Facts: An employee at an automatic car wash was crushed by a truck when he jumped in front of it to try and stop it. The insured, civil engineer, designed a grading plan for a car wash over 16 years ago. The named insured acquired another firm and the predecessor firm was an additional insured on the policy. Plaintiff required a tracheotomy and claimed damages in excess of $5 million for future medical, pain and suffering and lost wages.
Claim against the insured: Plaintiff alleged that the engineer’s plans were deficient because they did not accurately reflect what the architect called for. The plaintiff’s theory was that the insured fell below the standard of care by not asking for additional information about the car wash. The theory was that: (1) had this request been made, the insured would have learned about the manufacturer’s recommendation of 20′ of flat; (2) the insured would have incorporated this into the grading plan; (3) the grading would have been done per the insured’s plan and (4) the incident would never have occurred because the truck would have stopped within the 20′ section.

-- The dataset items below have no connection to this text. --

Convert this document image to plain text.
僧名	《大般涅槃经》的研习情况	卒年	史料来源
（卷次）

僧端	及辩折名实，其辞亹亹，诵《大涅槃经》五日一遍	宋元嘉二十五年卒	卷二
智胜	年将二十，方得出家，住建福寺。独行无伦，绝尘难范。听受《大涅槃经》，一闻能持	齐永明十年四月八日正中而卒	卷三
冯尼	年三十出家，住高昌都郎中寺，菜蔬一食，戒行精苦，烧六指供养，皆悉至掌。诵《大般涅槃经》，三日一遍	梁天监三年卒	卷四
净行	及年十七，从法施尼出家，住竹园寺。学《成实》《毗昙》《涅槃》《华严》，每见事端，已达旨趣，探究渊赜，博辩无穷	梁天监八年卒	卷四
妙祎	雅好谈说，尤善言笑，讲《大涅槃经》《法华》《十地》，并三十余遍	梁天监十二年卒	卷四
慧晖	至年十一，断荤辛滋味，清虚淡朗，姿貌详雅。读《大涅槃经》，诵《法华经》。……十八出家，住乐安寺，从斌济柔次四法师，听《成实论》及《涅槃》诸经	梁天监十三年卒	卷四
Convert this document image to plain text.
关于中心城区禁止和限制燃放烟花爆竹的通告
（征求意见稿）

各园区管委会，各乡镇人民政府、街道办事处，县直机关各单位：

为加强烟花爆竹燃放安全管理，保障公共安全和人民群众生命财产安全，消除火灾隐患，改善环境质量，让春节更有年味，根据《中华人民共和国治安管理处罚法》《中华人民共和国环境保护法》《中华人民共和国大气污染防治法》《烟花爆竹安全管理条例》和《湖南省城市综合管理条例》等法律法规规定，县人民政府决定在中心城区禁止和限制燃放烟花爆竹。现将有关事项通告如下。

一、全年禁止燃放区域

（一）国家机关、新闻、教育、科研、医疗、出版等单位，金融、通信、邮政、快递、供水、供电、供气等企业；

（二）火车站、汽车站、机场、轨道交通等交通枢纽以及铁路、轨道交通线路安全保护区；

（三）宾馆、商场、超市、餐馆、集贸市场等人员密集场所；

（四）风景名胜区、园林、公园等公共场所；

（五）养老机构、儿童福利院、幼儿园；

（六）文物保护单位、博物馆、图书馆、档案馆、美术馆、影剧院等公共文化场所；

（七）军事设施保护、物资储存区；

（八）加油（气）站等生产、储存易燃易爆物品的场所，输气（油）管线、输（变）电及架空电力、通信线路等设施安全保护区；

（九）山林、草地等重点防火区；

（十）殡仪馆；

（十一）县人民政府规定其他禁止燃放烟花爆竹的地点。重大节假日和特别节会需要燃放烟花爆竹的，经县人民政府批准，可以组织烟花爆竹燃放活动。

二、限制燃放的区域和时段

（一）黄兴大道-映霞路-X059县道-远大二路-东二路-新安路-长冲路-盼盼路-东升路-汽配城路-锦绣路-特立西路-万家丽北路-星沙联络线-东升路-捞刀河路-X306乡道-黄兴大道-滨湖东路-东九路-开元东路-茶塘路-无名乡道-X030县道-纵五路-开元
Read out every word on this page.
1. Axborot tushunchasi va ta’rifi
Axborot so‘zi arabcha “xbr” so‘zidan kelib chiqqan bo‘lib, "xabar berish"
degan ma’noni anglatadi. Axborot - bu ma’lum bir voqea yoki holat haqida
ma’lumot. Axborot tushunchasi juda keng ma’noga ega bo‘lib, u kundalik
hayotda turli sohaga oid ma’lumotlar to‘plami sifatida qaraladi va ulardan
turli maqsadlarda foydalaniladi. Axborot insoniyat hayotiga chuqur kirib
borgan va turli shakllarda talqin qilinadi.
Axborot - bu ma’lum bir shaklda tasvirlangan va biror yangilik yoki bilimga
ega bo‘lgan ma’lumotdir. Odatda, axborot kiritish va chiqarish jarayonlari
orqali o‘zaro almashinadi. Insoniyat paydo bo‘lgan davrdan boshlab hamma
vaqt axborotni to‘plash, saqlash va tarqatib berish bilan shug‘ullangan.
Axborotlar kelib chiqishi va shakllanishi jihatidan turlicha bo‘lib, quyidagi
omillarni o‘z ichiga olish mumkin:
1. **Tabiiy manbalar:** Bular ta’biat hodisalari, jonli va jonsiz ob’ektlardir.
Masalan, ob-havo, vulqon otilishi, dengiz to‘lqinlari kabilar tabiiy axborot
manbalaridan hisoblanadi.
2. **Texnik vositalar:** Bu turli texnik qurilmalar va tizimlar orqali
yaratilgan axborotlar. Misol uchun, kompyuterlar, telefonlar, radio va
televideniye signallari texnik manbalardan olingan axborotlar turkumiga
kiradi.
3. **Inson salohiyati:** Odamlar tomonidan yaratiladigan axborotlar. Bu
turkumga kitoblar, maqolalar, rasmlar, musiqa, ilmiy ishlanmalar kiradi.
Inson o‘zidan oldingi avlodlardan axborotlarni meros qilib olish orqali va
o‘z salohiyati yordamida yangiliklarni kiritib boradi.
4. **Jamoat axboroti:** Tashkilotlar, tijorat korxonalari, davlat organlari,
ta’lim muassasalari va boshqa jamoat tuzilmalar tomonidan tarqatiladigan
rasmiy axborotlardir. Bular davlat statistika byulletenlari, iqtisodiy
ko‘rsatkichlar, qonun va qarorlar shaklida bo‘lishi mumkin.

Defenses: The architect’s plans called for 20 feet of level pavement at the exit of the automatic car wash, but only 12 feet was actually level. The facility was not built to plan. When a dimension is not specified on the grading plans, the contractor should refer to the architect’s plans and if he had the contractor would have seen the 20 foot dimension. Engineer was also not retained to do site inspections and was not present during the grading process.
Settlement considerations: Architect was deceased and had no coverage. Plaintiff settled with the contractor, manufacturer and carwash for $2,775,000. Insured was left as last man standing and received a limits demand.
Policy Limit: $2,000,000 per claim, $35,000 deductible.
Resolution: Global settlement $3,725,000. Insured contributed $950,000. Defense costs $243,000.